Immaculate production howls underneath tightly-woven riffs. Fuzz-laden guitars keep time with plodding and full-bodied drums, creating tracks that are dark and heavy, yet still cozy in that uniquely doom and sludge metal way. The music’s density consumes you (not unlike the figure on the album cover). Like a black hole, it swallows you.
Opener “Metal Slug” winds a path between groovy, mid paced riffs and slowed-down passages. Even at their slowest, the band’s sonic textures are mesmerizing. Death growls reverberate over thunderous drums in “Devil’s Due,” before the guitar and bass return to rip the track into a gaping sonic chasm. The song eventually breaks down, leaving behind only a haunting, wailing, sparse guitar solo floating over the rubble, before resolving in a few measures of brooding, chugging sludginess.
The titular track begins with an intimate, semi-atmospheric interlude reminiscent of maudlin of the Well or Kayo Dot. Black metal-style vocals are shrieked over the most vast and cinematic song on the album as FOREBODE shifts into their lowest gear, pounding the listener with measured, low tempo riffage and calling back intermittently to the song’s intro. The guitar solo on this track soars, piercing through a low, sludgy foliage of sound lurking underneath.
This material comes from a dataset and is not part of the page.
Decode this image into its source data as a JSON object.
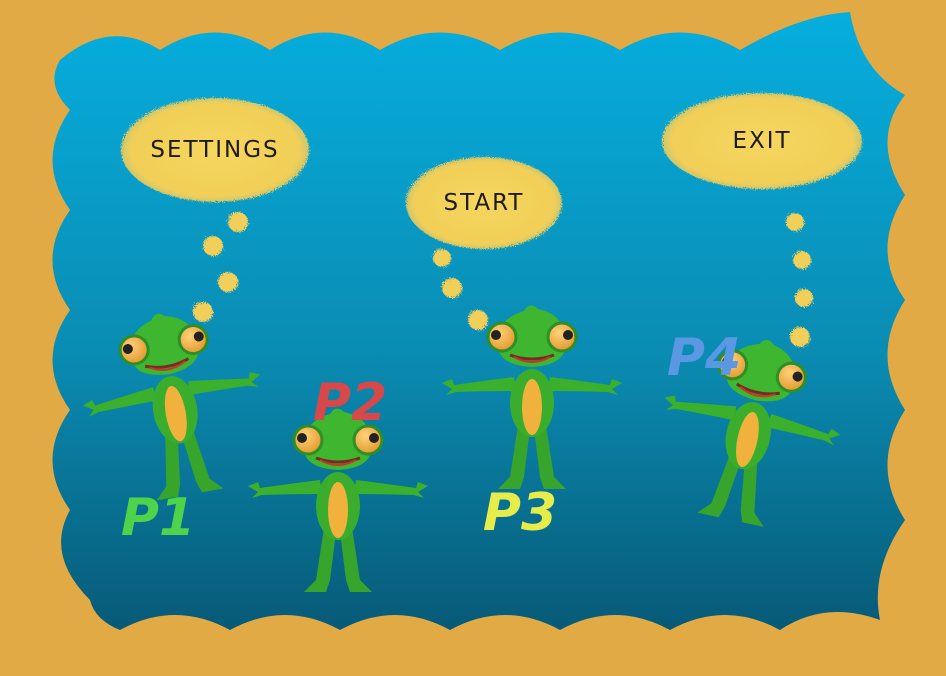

The song feels like a small odyssey, the listener swallowed by the tides of a thrashing and unforgiving sea towards the titular abyss.
The fourth and final track provides a redemption of sorts (or at least a respite) rom that pit. The music rides high, faster-paced than the sprawling cut preceding it, with tinges of more traditional metal. This is until the halfway point, where the tempo picks up considerably, and a shift to tremolo picking gives the listener surprising flickers of black metal. With The Pit of Suffering, FOREBODE transport the listener to another, darker place in four cathartic tracks, free of the more tedious indulgences to which sludge metal is prone. It is a stick-to-your-ribs kind of release that should be a treat for any doom or sludge listener.